Thought of the Day: Can someone stop Gail Collins from making "dog on the roof" jokes, please!

Is it possible for Gail Collins, New York Times op-ed columnist, to write an article about Mitt Romney without making a joke about him, as she describes it, “strapping his dog to the roof of his car”?
Collins says the detail is a telling one and that it brings levity to her columns, part of her effort to write about politics in a way that doesn’t cause people “to want to throw themselves out the nearest window.”
But repeating the same joke every time you write about a person—that won’t make people want to jump out a window? Her increasingly heavy-handed efforts to repeat this joke fail both as humor and political commentary, coming off as an awkward obsession and distracting readers from any serious points Collins hopes to make.

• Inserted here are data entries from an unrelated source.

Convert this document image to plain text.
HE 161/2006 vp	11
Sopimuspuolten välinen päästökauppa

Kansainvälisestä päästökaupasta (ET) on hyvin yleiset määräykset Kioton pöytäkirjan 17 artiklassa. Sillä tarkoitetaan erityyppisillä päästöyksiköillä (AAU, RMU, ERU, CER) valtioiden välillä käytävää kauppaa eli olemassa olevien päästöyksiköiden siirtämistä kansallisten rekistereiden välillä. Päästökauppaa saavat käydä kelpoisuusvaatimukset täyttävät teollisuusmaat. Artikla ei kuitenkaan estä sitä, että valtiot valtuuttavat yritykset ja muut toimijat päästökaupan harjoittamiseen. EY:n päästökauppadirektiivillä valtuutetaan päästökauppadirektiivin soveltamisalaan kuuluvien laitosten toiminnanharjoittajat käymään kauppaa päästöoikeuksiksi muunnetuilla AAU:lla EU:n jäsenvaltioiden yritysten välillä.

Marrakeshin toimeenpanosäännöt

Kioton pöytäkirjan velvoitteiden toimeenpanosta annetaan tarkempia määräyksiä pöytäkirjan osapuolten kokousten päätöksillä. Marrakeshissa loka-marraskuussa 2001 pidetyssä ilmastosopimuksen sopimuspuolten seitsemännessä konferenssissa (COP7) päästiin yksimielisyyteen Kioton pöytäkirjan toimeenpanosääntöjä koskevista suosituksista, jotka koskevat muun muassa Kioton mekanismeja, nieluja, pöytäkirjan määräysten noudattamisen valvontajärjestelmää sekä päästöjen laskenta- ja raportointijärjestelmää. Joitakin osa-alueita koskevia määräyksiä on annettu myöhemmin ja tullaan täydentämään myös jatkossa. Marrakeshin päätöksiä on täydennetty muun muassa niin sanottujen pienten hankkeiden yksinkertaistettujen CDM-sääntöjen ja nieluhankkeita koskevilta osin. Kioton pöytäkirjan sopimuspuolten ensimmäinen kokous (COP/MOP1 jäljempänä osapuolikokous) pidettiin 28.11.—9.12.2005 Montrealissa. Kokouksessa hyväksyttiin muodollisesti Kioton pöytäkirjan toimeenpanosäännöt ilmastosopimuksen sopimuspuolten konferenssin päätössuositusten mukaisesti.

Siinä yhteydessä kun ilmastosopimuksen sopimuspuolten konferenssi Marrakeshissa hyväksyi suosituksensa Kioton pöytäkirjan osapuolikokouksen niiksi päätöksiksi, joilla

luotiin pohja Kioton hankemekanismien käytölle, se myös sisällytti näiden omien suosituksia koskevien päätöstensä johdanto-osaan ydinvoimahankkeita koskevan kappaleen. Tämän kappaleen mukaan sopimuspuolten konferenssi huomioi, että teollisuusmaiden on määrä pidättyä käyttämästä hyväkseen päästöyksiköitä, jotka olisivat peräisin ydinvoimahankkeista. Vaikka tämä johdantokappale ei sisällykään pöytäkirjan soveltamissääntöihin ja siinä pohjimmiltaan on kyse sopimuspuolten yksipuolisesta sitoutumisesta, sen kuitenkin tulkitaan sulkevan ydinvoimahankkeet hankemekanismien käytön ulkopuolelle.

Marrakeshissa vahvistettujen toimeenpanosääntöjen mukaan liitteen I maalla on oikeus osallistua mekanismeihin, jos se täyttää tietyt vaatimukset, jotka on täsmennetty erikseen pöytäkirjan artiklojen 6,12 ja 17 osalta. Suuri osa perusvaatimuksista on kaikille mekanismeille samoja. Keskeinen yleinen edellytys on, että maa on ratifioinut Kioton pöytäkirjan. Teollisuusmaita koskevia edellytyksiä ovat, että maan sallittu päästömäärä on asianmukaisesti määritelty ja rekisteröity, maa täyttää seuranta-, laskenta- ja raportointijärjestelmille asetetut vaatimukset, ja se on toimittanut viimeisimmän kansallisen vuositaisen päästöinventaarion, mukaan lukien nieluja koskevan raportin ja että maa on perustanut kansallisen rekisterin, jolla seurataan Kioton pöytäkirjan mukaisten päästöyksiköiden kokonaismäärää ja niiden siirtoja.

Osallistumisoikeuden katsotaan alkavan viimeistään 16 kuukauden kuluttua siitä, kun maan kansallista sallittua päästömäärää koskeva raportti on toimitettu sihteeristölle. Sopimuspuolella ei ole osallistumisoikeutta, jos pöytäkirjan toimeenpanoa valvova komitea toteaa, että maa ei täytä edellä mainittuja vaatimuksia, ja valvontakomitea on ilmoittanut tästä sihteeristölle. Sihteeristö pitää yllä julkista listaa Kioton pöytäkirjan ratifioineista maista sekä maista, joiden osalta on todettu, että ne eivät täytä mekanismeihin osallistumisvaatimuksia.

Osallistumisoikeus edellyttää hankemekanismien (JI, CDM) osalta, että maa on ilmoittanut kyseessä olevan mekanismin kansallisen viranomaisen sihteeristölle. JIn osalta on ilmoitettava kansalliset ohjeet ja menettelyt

Dude, I totally get that serious points can be made—heck, should be made—with a touch of humor once in a while. But by the fiftieth dog reference, I’m afraid the humor is long gone.
Collins is unabashed about her repetitiveness, considering it a challenge to find a way to squeeze a dog reference into each column. From what I’ve read, she’s not up to the challenge. Her dog references typically look like they were inserted by a computer program written by a fourteen-year-old, that inserts the awkward joke into random portions of any sentence within twenty characters of the word “Romney.”
I have been fortunate to have one essay accepted in the New York Times op-ed page, a few hundred words that were scrutinized line by line by a very attentive editor. Do the regular New York Times columnists not get similar treatment?